Car technology race wide open: Japan execs

TOKYO, JAPAN - As Detroit's Big Three automakers flirt with collapse, punished for years of over-dependence on gas-guzzlers, the future of the motor industry would seem to belong to energy conscious rivals such as Japan's Toyota Motor Corp and Honda Motor Co Ltd.

Not necessarily, say Japanese auto executives.

Honda Executive Vice President Koichi Kondo says "the game is still open" as car-making enters a new phase in which alternative energy sources and power systems will become mainstream, re-writing the rules of a century-old business.

"So far, the majority of cars still run on internal combustion engines," Kondo told Reuters in a recent interview.

"Sure, there's all kinds of hype about electric vehicles and hybrids and fuel-cell cars, but no one has the breakthrough technology to bring them into the mainstream."

That may seem surprising coming from a company that has, with Toyota, been alone for most of the last decade in offering fuel-sipping, gasoline-electric hybrids, seen as the next big thing to replace gasoline and diesel-powered cars.

To widen that lead, Honda is preparing to launch next spring its low-cost Insight, which CEO Takeo Fukui has said would mark the true test for hybrid cars as a sustainable business after selling at a loss or at razor-thin margins so far.

Kondo's peer at Japan's third-ranked Nissan Motor Co agrees, saying the most difficult part is mass production — a feat first achieved 100 years ago by Henry Ford with the Model T.

"You can't build next-generation cars cheaply enough without the volumes," Mitsuhiko Yamashita, Nissan's executive vice president in charge of research and development, told Reuters.

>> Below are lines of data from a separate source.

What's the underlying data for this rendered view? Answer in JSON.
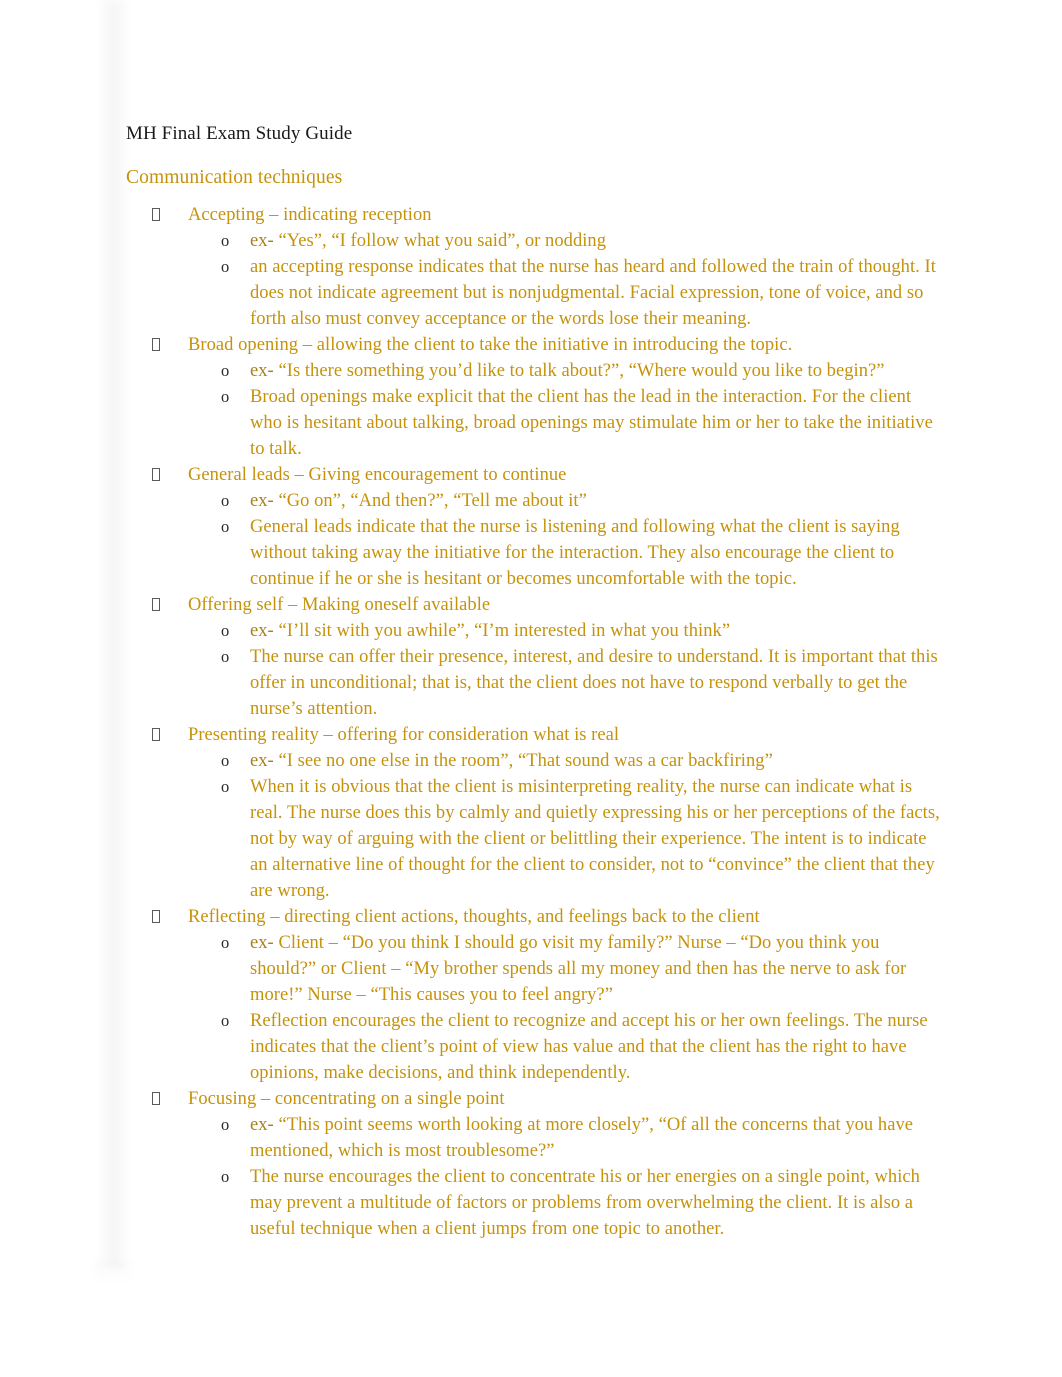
{
  "document": {
    "title": "MH Final Exam Study Guide",
    "section_heading": "Communication techniques",
    "colors": {
      "title_text": "#1a1a1a",
      "body_text": "#c59209",
      "marker_text": "#2b2b2b",
      "page_background": "#ffffff"
    },
    "markers": {
      "level1_glyph": "tofu-box",
      "level2_glyph": "o",
      "example_prefix": "ex-"
    },
    "techniques": [
      {
        "heading": "Accepting – indicating reception",
        "example_prefix": "ex-",
        "example": "“Yes”, “I follow what you said”, or nodding",
        "description": "an accepting response indicates that the nurse has heard and followed the train of thought. It does not indicate agreement but is nonjudgmental. Facial expression, tone of voice, and so forth also must convey acceptance or the words lose their meaning."
      },
      {
        "heading": "Broad opening – allowing the client to take the initiative in introducing the topic.",
        "example_prefix": "ex-",
        "example": "“Is there something you’d like to talk about?”, “Where would you like to begin?”",
        "description": "Broad openings make explicit that the client has the lead in the interaction. For the client who is hesitant about talking, broad openings may stimulate him or her to take the initiative to talk."
      },
      {
        "heading": "General leads – Giving encouragement to continue",
        "example_prefix": "ex-",
        "example": "“Go on”, “And then?”, “Tell me about it”",
        "description": "General leads indicate that the nurse is listening and following what the client is saying without taking away the initiative for the interaction. They also encourage the client to continue if he or she is hesitant or becomes uncomfortable with the topic."
      },
      {
        "heading": "Offering self – Making oneself available",
        "example_prefix": "ex-",
        "example": "“I’ll sit with you awhile”, “I’m interested in what you think”",
        "description": "The nurse can offer their presence, interest, and desire to understand. It is important that this offer in unconditional; that is, that the client does not have to respond verbally to get the nurse’s attention."
      },
      {
        "heading": "Presenting reality – offering for consideration what is real",
        "example_prefix": "ex-",
        "example": "“I see no one else in the room”, “That sound was a car backfiring”",
        "description": "When it is obvious that the client is misinterpreting reality, the nurse can indicate what is real. The nurse does this by calmly and quietly expressing his or her perceptions of the facts, not by way of arguing with the client or belittling their experience. The intent is to indicate an alternative line of thought for the client to consider, not to “convince” the client that they are wrong."
      },
      {
        "heading": "Reflecting – directing client actions, thoughts, and feelings back to the client",
        "example_prefix": "ex-",
        "example": "Client – “Do you think I should go visit my family?” Nurse – “Do you think you should?” or Client – “My brother spends all my money and then has the nerve to ask for more!” Nurse – “This causes you to feel angry?”",
        "description": "Reflection encourages the client to recognize and accept his or her own feelings. The nurse indicates that the client’s point of view has value and that the client has the right to have opinions, make decisions, and think independently."
      },
      {
        "heading": "Focusing – concentrating on a single point",
        "example_prefix": "ex-",
        "example": "“This point seems worth looking at more closely”, “Of all the concerns that you have mentioned, which is most troublesome?”",
        "description": "The nurse encourages the client to concentrate his or her energies on a single point, which may prevent a multitude of factors or problems from overwhelming the client. It is also a useful technique when a client jumps from one topic to another."
      }
    ]
  }
}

"It's thanks to Ford's system that we can sell a lump of steel with all those functions at a relatively low price. The business model doesn't work with vehicle technology alone."

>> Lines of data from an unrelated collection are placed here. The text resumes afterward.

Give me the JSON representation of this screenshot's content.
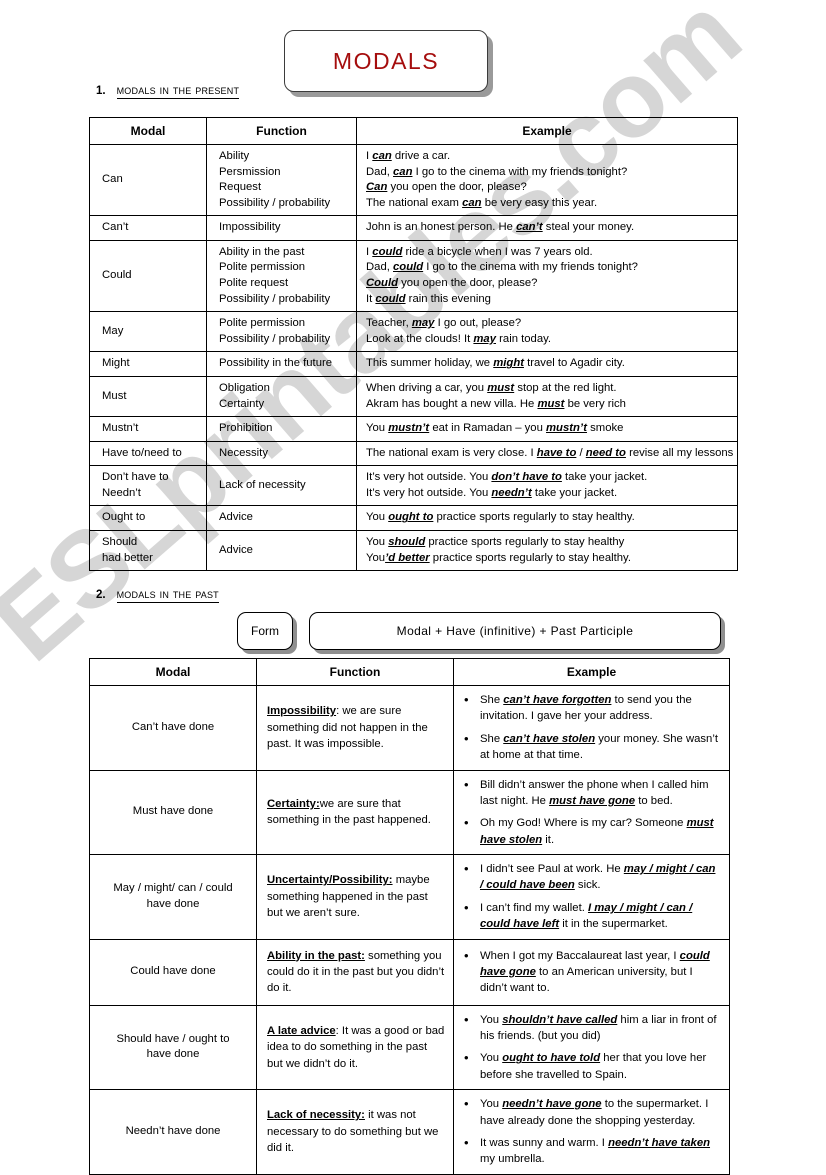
{
  "document": {
    "title": "MODALS",
    "title_color": "#a50d0d",
    "watermark": "ESLprintables.com"
  },
  "sections": [
    {
      "number": "1.",
      "label": "Modals in the present"
    },
    {
      "number": "2.",
      "label": "Modals in the past"
    }
  ],
  "form_box": {
    "label": "Form",
    "rule": "Modal  +  Have (infinitive)  +  Past Participle"
  },
  "table_present": {
    "headers": [
      "Modal",
      "Function",
      "Example"
    ],
    "rows": [
      {
        "modal": "Can",
        "functions": [
          "Ability",
          "Persmission",
          "Request",
          "Possibility / probability"
        ],
        "examples": [
          {
            "pre": "I ",
            "m": "can",
            "post": " drive a car."
          },
          {
            "pre": "Dad, ",
            "m": "can",
            "post": " I go to the cinema with my friends tonight?"
          },
          {
            "pre": "",
            "m": "Can",
            "post": " you open the door, please?"
          },
          {
            "pre": "The national exam ",
            "m": "can",
            "post": " be very easy this year."
          }
        ]
      },
      {
        "modal": "Can’t",
        "functions": [
          "Impossibility"
        ],
        "examples": [
          {
            "pre": "John is an honest person. He ",
            "m": "can’t",
            "post": " steal your money."
          }
        ]
      },
      {
        "modal": "Could",
        "functions": [
          "Ability in the past",
          "Polite permission",
          "Polite request",
          "Possibility / probability"
        ],
        "examples": [
          {
            "pre": "I ",
            "m": "could",
            "post": " ride a bicycle when I was 7 years old."
          },
          {
            "pre": "Dad, ",
            "m": "could",
            "post": " I go to the cinema with my friends tonight?"
          },
          {
            "pre": "",
            "m": "Could",
            "post": " you open the door, please?"
          },
          {
            "pre": "It ",
            "m": "could",
            "post": " rain this evening"
          }
        ]
      },
      {
        "modal": "May",
        "functions": [
          "Polite permission",
          "Possibility / probability"
        ],
        "examples": [
          {
            "pre": "Teacher, ",
            "m": "may",
            "post": " I go out, please?"
          },
          {
            "pre": "Look at the clouds! It ",
            "m": "may",
            "post": " rain today."
          }
        ]
      },
      {
        "modal": "Might",
        "functions": [
          "Possibility in the future"
        ],
        "examples": [
          {
            "pre": "This summer holiday, we ",
            "m": "might",
            "post": " travel to Agadir city."
          }
        ]
      },
      {
        "modal": "Must",
        "functions": [
          "Obligation",
          "Certainty"
        ],
        "examples": [
          {
            "pre": "When driving a car, you ",
            "m": "must",
            "post": " stop at the red light."
          },
          {
            "pre": "Akram has bought a new villa. He ",
            "m": "must",
            "post": " be very rich"
          }
        ]
      },
      {
        "modal": "Mustn’t",
        "functions": [
          "Prohibition"
        ],
        "examples": [
          {
            "pre": "You ",
            "m": "mustn’t",
            "post": " eat in Ramadan – you ",
            "m2": "mustn’t",
            "post2": " smoke"
          }
        ]
      },
      {
        "modal": "Have to/need to",
        "functions": [
          "Necessity"
        ],
        "examples": [
          {
            "pre": "The national exam is very close. I ",
            "m": "have to",
            "post": " / ",
            "m2": "need to",
            "post2": " revise all my lessons"
          }
        ]
      },
      {
        "modal": "Don’t have to\nNeedn’t",
        "modal_lines": [
          "Don’t have to",
          "Needn’t"
        ],
        "functions": [
          "Lack of necessity"
        ],
        "examples": [
          {
            "pre": "It’s very hot outside. You ",
            "m": "don’t have to",
            "post": " take your jacket."
          },
          {
            "pre": "It’s very hot outside. You ",
            "m": "needn’t",
            "post": " take your jacket."
          }
        ]
      },
      {
        "modal": "Ought to",
        "functions": [
          "Advice"
        ],
        "examples": [
          {
            "pre": "You ",
            "m": "ought to",
            "post": " practice sports regularly to stay healthy."
          }
        ]
      },
      {
        "modal": "Should\nhad better",
        "modal_lines": [
          "Should",
          "had better"
        ],
        "functions": [
          "Advice"
        ],
        "examples": [
          {
            "pre": "You ",
            "m": "should",
            "post": " practice sports regularly to stay healthy"
          },
          {
            "pre": "You",
            "m": "’d better",
            "post": " practice sports regularly to stay healthy."
          }
        ]
      }
    ]
  },
  "table_past": {
    "headers": [
      "Modal",
      "Function",
      "Example"
    ],
    "rows": [
      {
        "modal": "Can’t have done",
        "function_lead": "Impossibility",
        "function_sep": ": ",
        "function_rest": "we are sure something did not happen in the past. It was impossible.",
        "examples": [
          {
            "pre": "She ",
            "m": "can’t have forgotten",
            "post": " to send you the invitation. I gave her your address."
          },
          {
            "pre": "She ",
            "m": "can’t have stolen",
            "post": " your money. She wasn’t at home at that time."
          }
        ]
      },
      {
        "modal": "Must have done",
        "function_lead": "Certainty:",
        "function_sep": "",
        "function_rest": "we are sure that something in the past happened.",
        "examples": [
          {
            "pre": "Bill didn’t answer the phone when I called him last night. He ",
            "m": "must have gone",
            "post": " to bed."
          },
          {
            "pre": "Oh my God! Where is my car? Someone ",
            "m": "must have stolen",
            "post": " it."
          }
        ]
      },
      {
        "modal": "May / might/ can / could have done",
        "modal_lines": [
          "May / might/ can / could",
          "have done"
        ],
        "function_lead": "Uncertainty/Possibility:",
        "function_sep": " ",
        "function_rest": "maybe something happened in the past but we aren’t sure.",
        "examples": [
          {
            "pre": "I didn’t see Paul at work. He ",
            "m": "may / might / can / could have been",
            "post": " sick."
          },
          {
            "pre": "I can’t find my wallet. ",
            "m": "I may / might / can / could have left",
            "post": " it in the supermarket."
          }
        ]
      },
      {
        "modal": "Could have done",
        "function_lead": "Ability in the past:",
        "function_sep": " ",
        "function_rest": "something you could do it in the past but you didn’t do it.",
        "examples": [
          {
            "pre": "When I got my Baccalaureat last year, I ",
            "m": "could have gone",
            "post": " to an American university, but I didn’t want to."
          }
        ]
      },
      {
        "modal": "Should have / ought to have done",
        "modal_lines": [
          "Should have / ought to",
          "have done"
        ],
        "function_lead": "A late advice",
        "function_sep": ": ",
        "function_rest": "It was a good or bad idea to do something in the past but we didn’t do it.",
        "examples": [
          {
            "pre": "You ",
            "m": "shouldn’t have called",
            "post": " him a liar in front of his friends. (but you did)"
          },
          {
            "pre": "You ",
            "m": "ought to have told",
            "post": " her that you love her before she travelled to Spain."
          }
        ]
      },
      {
        "modal": "Needn’t have done",
        "function_lead": "Lack of necessity:",
        "function_sep": " ",
        "function_rest": "it was not necessary to do something but we did it.",
        "examples": [
          {
            "pre": "You ",
            "m": "needn’t have gone",
            "post": " to the supermarket. I have already done the shopping yesterday."
          },
          {
            "pre": "It was sunny and warm. I ",
            "m": "needn’t have taken",
            "post": " my umbrella."
          }
        ]
      }
    ]
  }
}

That should be music to the ears for companies such as General Motors Corp that are bleeding cash but are not necessarily behind in developing next-generation cars.

GM is betting on its Chevy Volt electric car to grab the industry crown back from Toyota and craft a new image as an automaker capable of producing "green" cars.

Nissan and French partner Renault SA hope to pull off something similar with their big push into electric cars.

Although they have no prototype on the road, the partners are busy signing up municipal and national governments for tax incentives and other programs to pave the way.

But Nissan's Yamashita acknowledged that no one knows who is leading the field in developing electric cars.

Japan's Mitsubishi Motors Corp and Subaru-maker Fuji Heavy Industries Ltd are the only mass-market automakers currently testing electric cars on the road — and still only a few dozen at that.

"It's impossible to tell who's got the competitive products because they're all still in the lab," Yamashita said, adding that even Mitsubishi's i-MiEV electric car, based on a gasoline-powered 660cc minicar, was too expensive at an expected price of 2.5-3 million yen ($26,940-$32,330).

Japanese executives said the Detroit automakers' financial woes put GM, Ford Motor Co and Chrysler LLC at a big disadvantage, noting Nissan faced the same problem as it came close to bankruptcy in the late 1990s and skimped on R&D outlays.

"Even if it's just two or three years, once you fall behind the damage is big and it's tough to close that gap," Yamashita said. "You really have to pick your battles and use resources wisely."

Even then, coming up with a winning product is no small feat, and something the Detroit model has had little success with lately.

"Detroit has some great technology, but there's a big difference between the way technology is defined in the U.S. and in Japan," said Shoichiro Irimajiri, former board member at Honda and U.S. parts maker Delphi Corp, who is now co-chairman of Japanese supplier Asahi Tec Corp.

"In the U.S., it's all about the invention, the patent," he said. "But in reality, there are many stages — innovation, application, and applying the technology in an actual, winning product with feedback from consumers. That's where (the Americans) lose competitiveness.

Honda's Kondo said producing cars cheaply in itself would require a "revolutionary" technology akin to Ford's invention in 1908 that made the automobile affordable for the masses.

"These past three to four years have been a contest in the technological field," he said.

"I think (the Volt) has some impressive technology behind it, but any product has to be desired by consumers. Those that can't make products like that will be weeded out in this next stage of competition."